In literature, "paltry" functions as a pointed descriptor for that which is meager, trivial, or unworthy of esteem. Writers employ the word to sharply contrast the insignificance or inadequacy of a person, object, or sum with loftier ideals and greater achievements. For instance, it diminishes the stature of a ruler whose actions are seen as barbarous rather than noble ([1]), and it critiques both the meager earnings of a clerk and the paltry budget of education, highlighting societal disparities ([2], [3]). The term also serves to belittle characters and actions—from the insult hurled at a knight to the dismissal of minor philanthropic contributions—thereby underscoring a broader disdain for what is seen as base or unimportant ([4], [5], [6], [7]).

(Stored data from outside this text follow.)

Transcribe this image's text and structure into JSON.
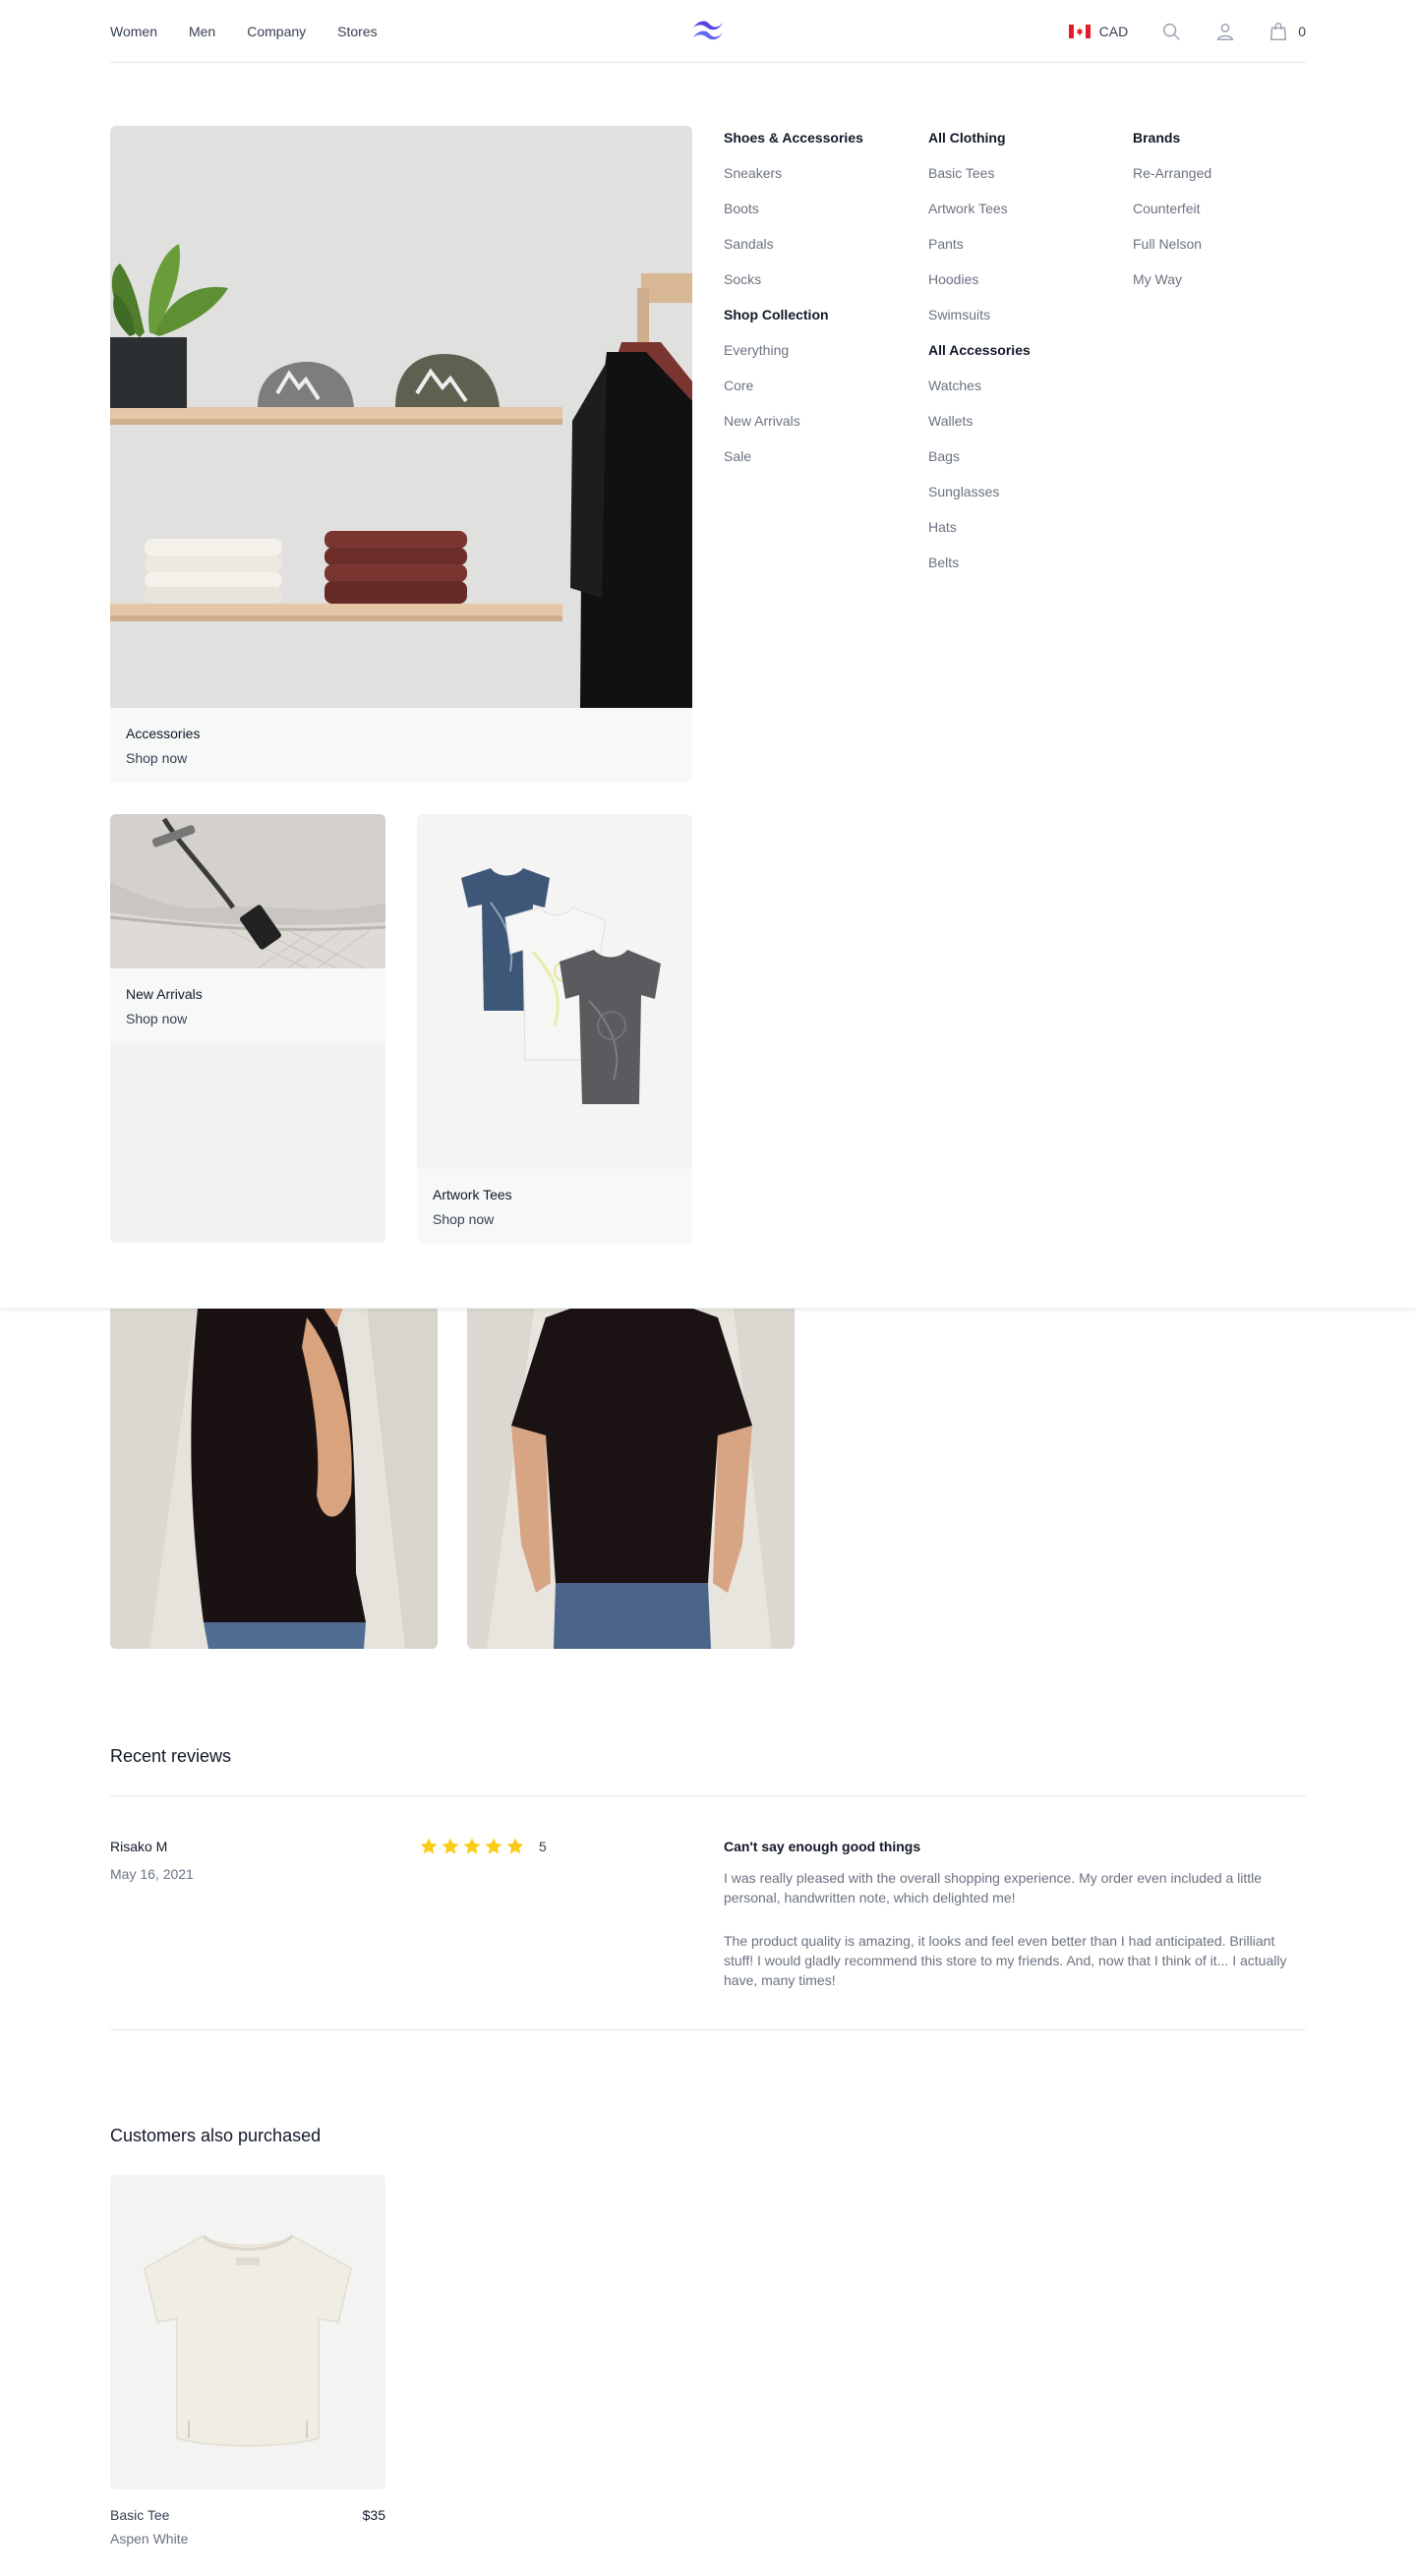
{
  "header": {
    "nav": [
      "Women",
      "Men",
      "Company",
      "Stores"
    ],
    "currency": "CAD",
    "cart_count": "0"
  },
  "flyout": {
    "featured": [
      {
        "title": "Accessories",
        "cta": "Shop now"
      },
      {
        "title": "New Arrivals",
        "cta": "Shop now"
      },
      {
        "title": "Artwork Tees",
        "cta": "Shop now"
      }
    ],
    "columns": {
      "shoes": {
        "heading": "Shoes & Accessories",
        "items": [
          "Sneakers",
          "Boots",
          "Sandals",
          "Socks"
        ]
      },
      "collection": {
        "heading": "Shop Collection",
        "items": [
          "Everything",
          "Core",
          "New Arrivals",
          "Sale"
        ]
      },
      "clothing": {
        "heading": "All Clothing",
        "items": [
          "Basic Tees",
          "Artwork Tees",
          "Pants",
          "Hoodies",
          "Swimsuits"
        ]
      },
      "accessories": {
        "heading": "All Accessories",
        "items": [
          "Watches",
          "Wallets",
          "Bags",
          "Sunglasses",
          "Hats",
          "Belts"
        ]
      },
      "brands": {
        "heading": "Brands",
        "items": [
          "Re-Arranged",
          "Counterfeit",
          "Full Nelson",
          "My Way"
        ]
      }
    }
  },
  "reviews": {
    "title": "Recent reviews",
    "items": [
      {
        "author": "Risako M",
        "date": "May 16, 2021",
        "rating": 5,
        "rating_text": "5",
        "title": "Can't say enough good things",
        "paragraphs": [
          "I was really pleased with the overall shopping experience. My order even included a little personal, handwritten note, which delighted me!",
          "The product quality is amazing, it looks and feel even better than I had anticipated. Brilliant stuff! I would gladly recommend this store to my friends. And, now that I think of it... I actually have, many times!"
        ]
      }
    ]
  },
  "related": {
    "title": "Customers also purchased",
    "items": [
      {
        "name": "Basic Tee",
        "price": "$35",
        "color": "Aspen White"
      }
    ]
  },
  "colors": {
    "accent": "#4f46e5",
    "star": "#facc15",
    "caption_bg": "#f7f9f9"
  }
}
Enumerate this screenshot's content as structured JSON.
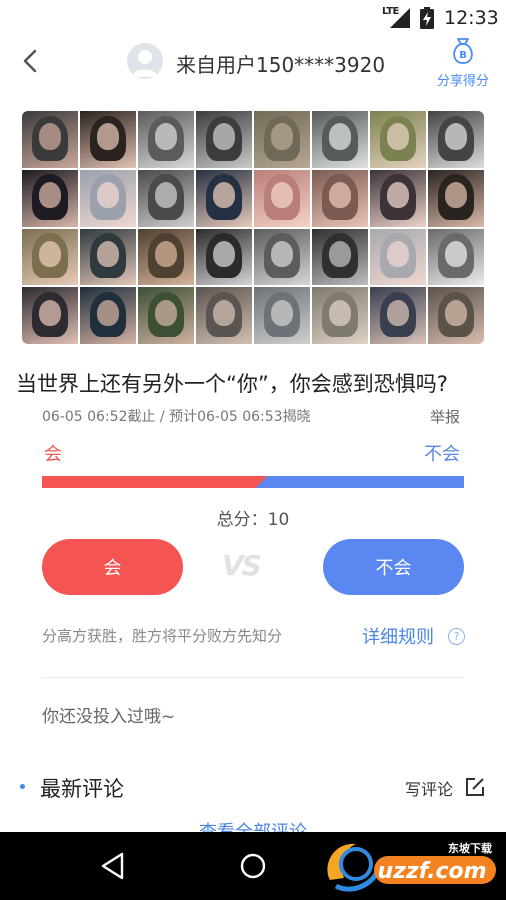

  1. ‘Tis a paltry king in his ways with men of letters, and one who commits very barbarous cruelties.
    — from Notre-Dame de Paris by Victor Hugo
  2. Have you not, like ourselves, an opulent war-budget and a paltry budget of education?
    — from Les Misérables by Victor Hugo
  3. I’d never get beyond a clerkship, and how could you and I be happy on the paltry earnings of a clerk?
    — from Martin Eden by Jack London
  4. I’ll pit him against that paltry creature, unless it bestir itself briskly.
    — from Wuthering Heights by Emily Brontë
  5. “And to think, only to think that a man's life should be ruined for the sake of that paltry three thousand!” he cried, contemptuously.
    — from The Brothers Karamazov by Fyodor Dostoyevsky
  6. “Of course—but I didn’t know that $200,000 was so very paltry.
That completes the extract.